Measured diabetes was defined as fasting plasma glucose higher than or equal to 126 mg/dL. Self-reported diabetes was defined as being diagnosed as diabetic by a physician. Information on glucose lowering medications was obtained from the questions “In the past 2 weeks, have you used any medicines that were prescribed to you by a doctor? Were these medications for diabetes?”
Hypercholesterolemia was defined as total cholesterol values higher than or equal to 200 mg/dL. Self-reported hypercholesterolemia was defined as being diagnosed by a physician as having high cholesterol. Information on blood cholesterol lowering medications was obtained from the questions “In the past 2 weeks, have you used any medicines that were prescribed to you by a doctor? Were these medications for lowering blood cholesterol levels?”
Depression was evaluated with the Patient Health Questionnaire (PHQ-9) defined by Kroenke et al. , and completed by participants. We defined depressive symptoms as a PHQ-9 score of greater than or equal to 10 (the maximum score is 27). Self-reported depression was defined as being diagnosed by a physician as having depression. Information on anti-depressive medications was obtained from the questions “In the past 2 weeks, have you used any medicines that were prescribed to you by a doctor? Were these medications for depression?”
Privacy of participants
The study participants’ data privacy (confidentiality, integrity and availability) was maintained throughout the entire study. Each participant was assigned a participant number. Identifiable paper or electronic source documents (e.g. signed informed consent forms, medical feedback letter and appointment books) were kept in a secure location under the responsibility of the medical investigator. We used Ennov Clinical® as the data management system and defined data access rights to each survey member (data entry clerk, data manager, statistician, project manager, etc) according to their responsibilities. Moreover, any data entry / modification was automatically logged to a non-changeable audit trail.

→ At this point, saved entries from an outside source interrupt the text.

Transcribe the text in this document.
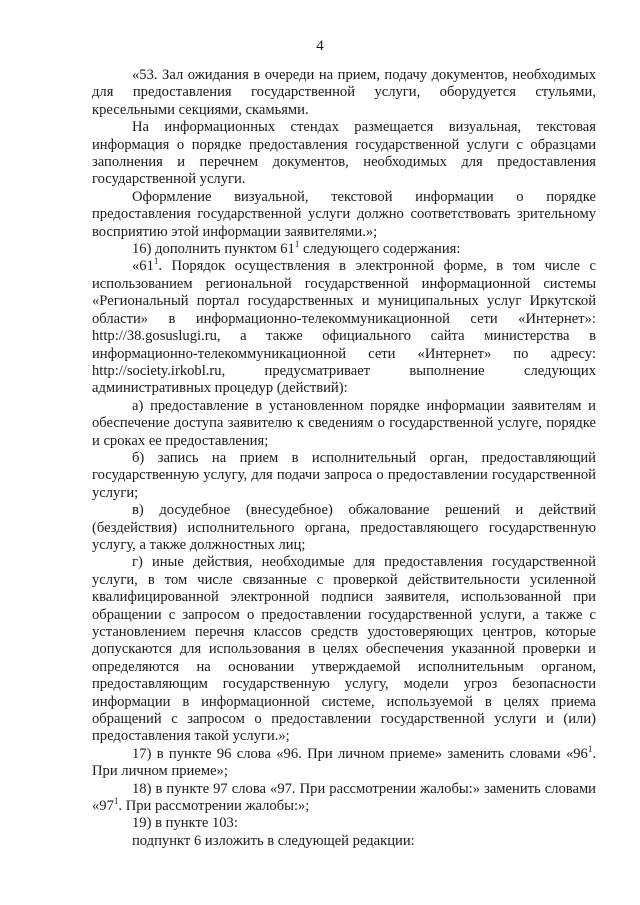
4

«53. Зал ожидания в очереди на прием, подачу документов, необходимых для предоставления государственной услуги, оборудуется стульями, кресельными секциями, скамьями.

На информационных стендах размещается визуальная, текстовая информация о порядке предоставления государственной услуги с образцами заполнения и перечнем документов, необходимых для предоставления государственной услуги.

Оформление визуальной, текстовой информации о порядке предоставления государственной услуги должно соответствовать зрительному восприятию этой информации заявителями.»;

16) дополнить пунктом $61^1$ следующего содержания:

«$61^1$. Порядок осуществления в электронной форме, в том числе с использованием региональной государственной информационной системы «Региональный портал государственных и муниципальных услуг Иркутской области» в информационно-телекоммуникационной сети «Интернет»: http://38.gosuslugi.ru, а также официального сайта министерства в информационно-телекоммуникационной сети «Интернет» по адресу: http://society.irkobl.ru, предусматривает выполнение следующих административных процедур (действий):

а) предоставление в установленном порядке информации заявителям и обеспечение доступа заявителю к сведениям о государственной услуге, порядке и сроках ее предоставления;

б) запись на прием в исполнительный орган, предоставляющий государственную услугу, для подачи запроса о предоставлении государственной услуги;

в) досудебное (внесудебное) обжалование решений и действий (бездействия) исполнительного органа, предоставляющего государственную услугу, а также должностных лиц;

г) иные действия, необходимые для предоставления государственной услуги, в том числе связанные с проверкой действительности усиленной квалифицированной электронной подписи заявителя, использованной при обращении с запросом о предоставлении государственной услуги, а также с установлением перечня классов средств удостоверяющих центров, которые допускаются для использования в целях обеспечения указанной проверки и определяются на основании утверждаемой исполнительным органом, предоставляющим государственную услугу, модели угроз безопасности информации в информационной системе, используемой в целях приема обращений с запросом о предоставлении государственной услуги и (или) предоставления такой услуги.»;

17) в пункте 96 слова «96. При личном приеме» заменить словами «$96^1$. При личном приеме»;

18) в пункте 97 слова «97. При рассмотрении жалобы:» заменить словами «$97^1$. При рассмотрении жалобы:»;

19) в пункте 103:

подпункт 6 изложить в следующей редакции:
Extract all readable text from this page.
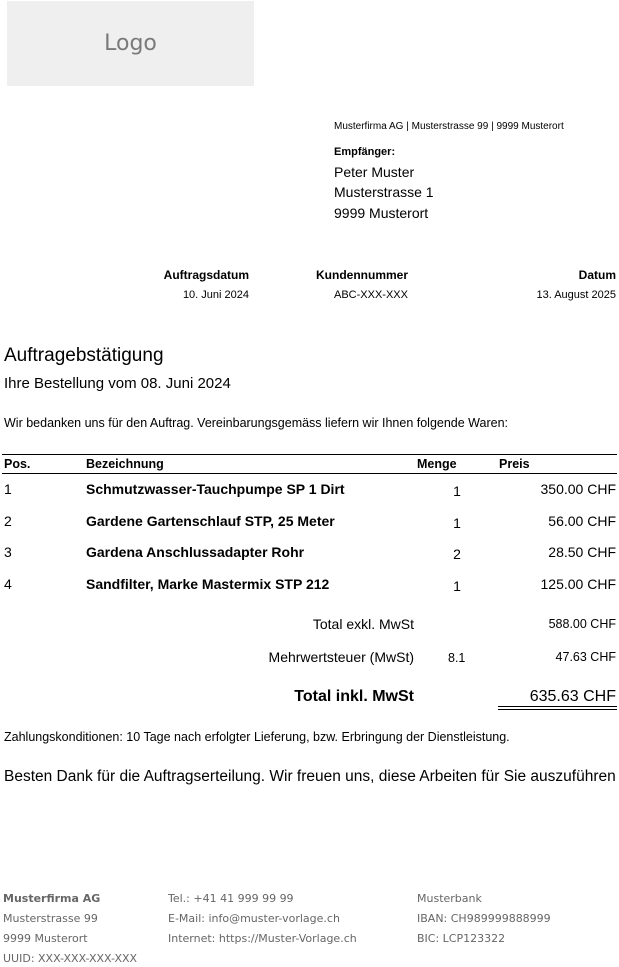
Logo
Musterfirma AG | Musterstrasse 99 | 9999 Musterort
Empfänger:
Peter Muster
Musterstrasse 1
9999 Musterort
Auftragsdatum
10. Juni 2024
Kundennummer
ABC-XXX-XXX
Datum
13. August 2025
Auftragebstätigung
Ihre Bestellung vom 08. Juni 2024
Wir bedanken uns für den Auftrag. Vereinbarungsgemäss liefern wir Ihnen folgende Waren:
Pos.	Bezeichnung	Menge	Preis
1	Schmutzwasser-Tauchpumpe SP 1 Dirt	1	350.00 CHF
2	Gardene Gartenschlauf STP, 25 Meter	1	56.00 CHF
3	Gardena Anschlussadapter Rohr	2	28.50 CHF
4	Sandfilter, Marke Mastermix STP 212	1	125.00 CHF
Total exkl. MwSt	588.00 CHF
Mehrwertsteuer (MwSt)	8.1	47.63 CHF
Total inkl. MwSt	635.63 CHF
Zahlungskonditionen: 10 Tage nach erfolgter Lieferung, bzw. Erbringung der Dienstleistung.
Besten Dank für die Auftragserteilung. Wir freuen uns, diese Arbeiten für Sie auszuführen
Musterfirma AG
Musterstrasse 99
9999 Musterort
UUID: XXX-XXX-XXX-XXX
Tel.: +41 41 999 99 99
E-Mail: info@muster-vorlage.ch
Internet: https://Muster-Vorlage.ch
Musterbank
IBAN: CH989999888999
BIC: LCP123322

For each age and gender stratum, sampling weights were used to account for differences between participants and non-participants (See details in Additional file 2: Table S2). Moreover, as Luxembourg is a multicultural country, a comparison between participants and Luxembourg population according to the country of birth was performed. Weights were calculated from the selection probabilities (with 2011 Luxembourg census data as a reference) and were adjusted for non-response.
Response rates were defined as the ratio of the number of positive answers over the number of invitations sent. Participation rates were defined as the ratio of the number of participants over the number of eligible and unresolved individuals .

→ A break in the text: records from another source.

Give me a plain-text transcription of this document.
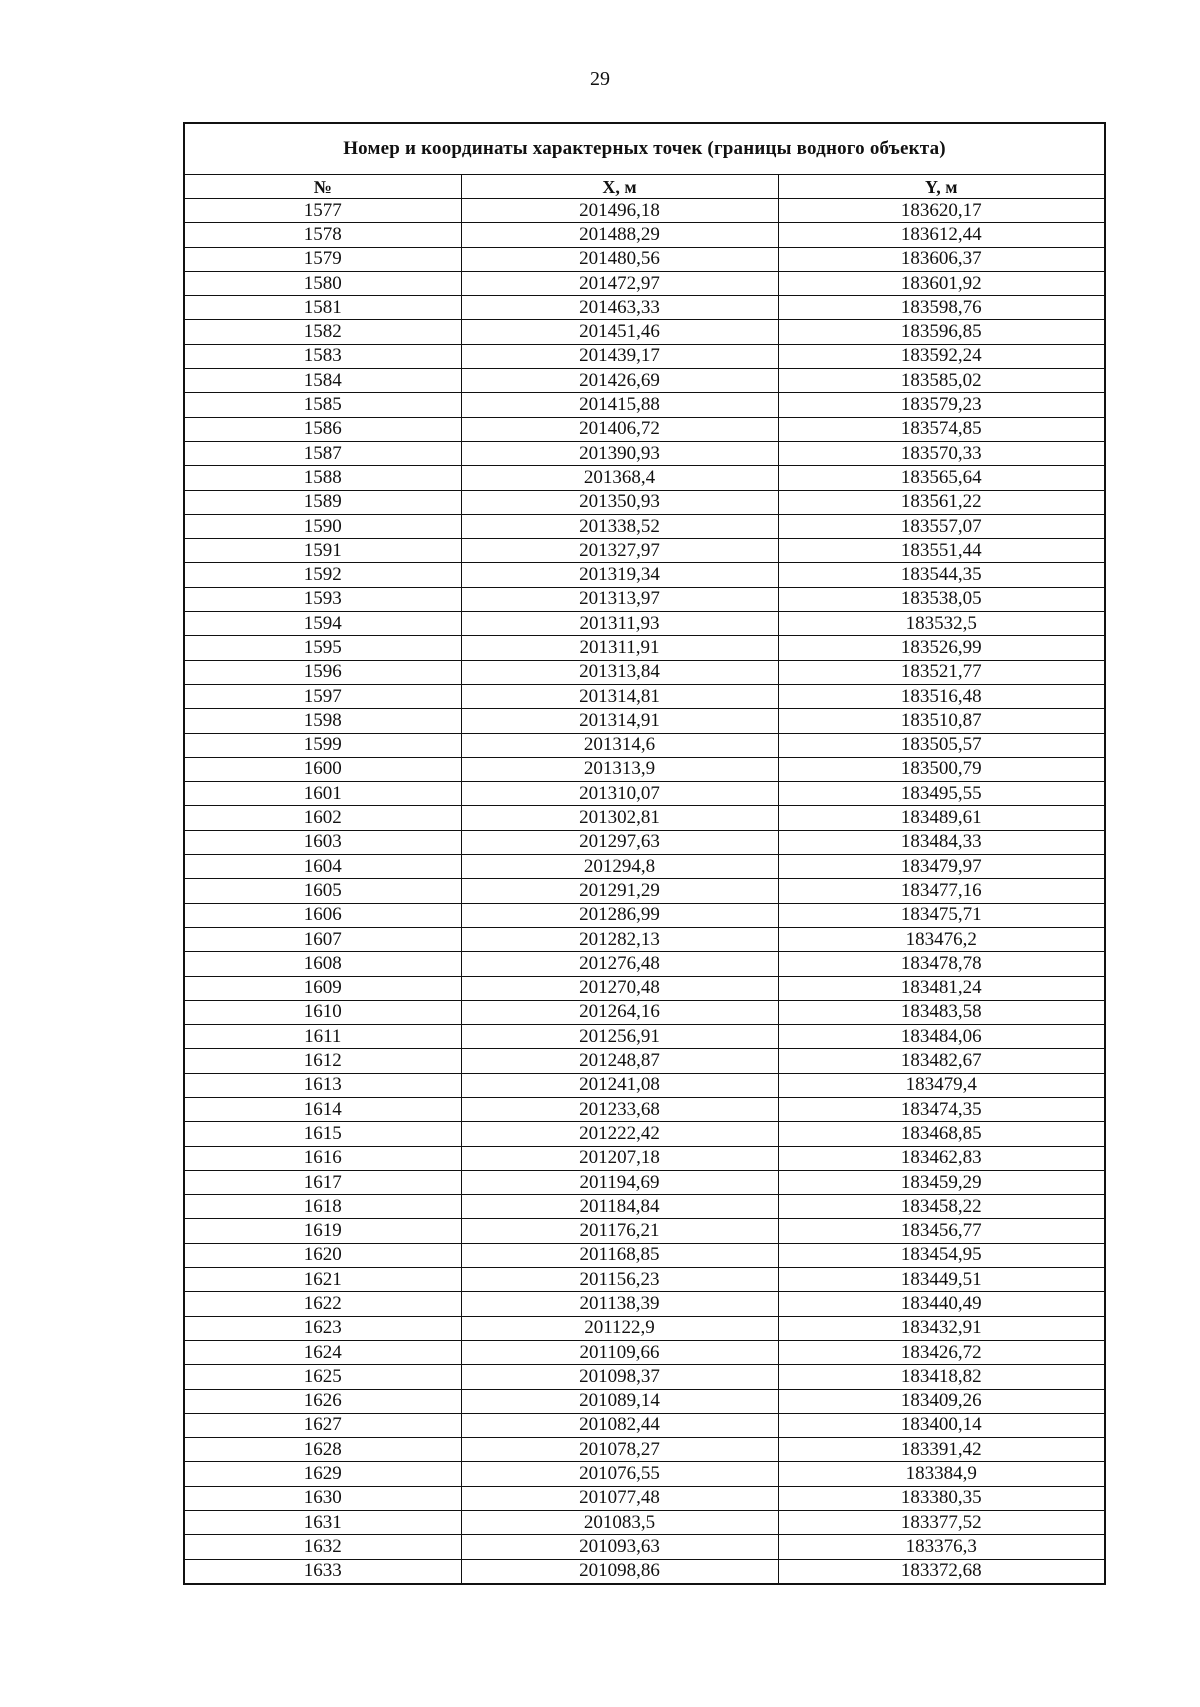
29
Номер и координаты характерных точек (границы водного объекта)		
№	X, м	Y, м
1577	201496,18	183620,17
1578	201488,29	183612,44
1579	201480,56	183606,37
1580	201472,97	183601,92
1581	201463,33	183598,76
1582	201451,46	183596,85
1583	201439,17	183592,24
1584	201426,69	183585,02
1585	201415,88	183579,23
1586	201406,72	183574,85
1587	201390,93	183570,33
1588	201368,4	183565,64
1589	201350,93	183561,22
1590	201338,52	183557,07
1591	201327,97	183551,44
1592	201319,34	183544,35
1593	201313,97	183538,05
1594	201311,93	183532,5
1595	201311,91	183526,99
1596	201313,84	183521,77
1597	201314,81	183516,48
1598	201314,91	183510,87
1599	201314,6	183505,57
1600	201313,9	183500,79
1601	201310,07	183495,55
1602	201302,81	183489,61
1603	201297,63	183484,33
1604	201294,8	183479,97
1605	201291,29	183477,16
1606	201286,99	183475,71
1607	201282,13	183476,2
1608	201276,48	183478,78
1609	201270,48	183481,24
1610	201264,16	183483,58
1611	201256,91	183484,06
1612	201248,87	183482,67
1613	201241,08	183479,4
1614	201233,68	183474,35
1615	201222,42	183468,85
1616	201207,18	183462,83
1617	201194,69	183459,29
1618	201184,84	183458,22
1619	201176,21	183456,77
1620	201168,85	183454,95
1621	201156,23	183449,51
1622	201138,39	183440,49
1623	201122,9	183432,91
1624	201109,66	183426,72
1625	201098,37	183418,82
1626	201089,14	183409,26
1627	201082,44	183400,14
1628	201078,27	183391,42
1629	201076,55	183384,9
1630	201077,48	183380,35
1631	201083,5	183377,52
1632	201093,63	183376,3
1633	201098,86	183372,68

The representativeness of the sample and the comparability of participants and non-participants were analysed with a one-way ANOVA test. Gender and district effects on the number of study participants were estimated by a Poisson regression analysis.
Stratification and all statistical analyses were carried out using SAS version 9.4 (SAS Institute Inc., Cary, NC, USA). A two-sided P < 0.05 was considered statistically significant.
The recruitment process took place from 1st February 2013 to 15th January 2015.
A total of 6475 individuals were drawn and 6396 invited after a first step of exclusions for age (older than 64 at the moment of the visit 1) or invalid address (Fig. 1). From these, 5672 (87.6%) were eligible, 143 (2.2%) were not eligible (e.g. exclusions) and 660 (10.7%) unresolved (e.g. invalid addresses, lost follow-up or other reasons). Of the 5672 eligible individuals, 1529 individuals participated in the study and 4143 did not participate (e.g. negative or no answers).
A description of response rate and participation rate is shown in Table 1. There was an 18% response rate for first invitations. First and second reminders increased the response rate up to nearly 30%. Out of the 1902 total positive answers, 1529 individuals participated in the study, corresponding to an overall participation rate of 24.1% (men: 22.6%; women: 25.7%), which was in line with expectations.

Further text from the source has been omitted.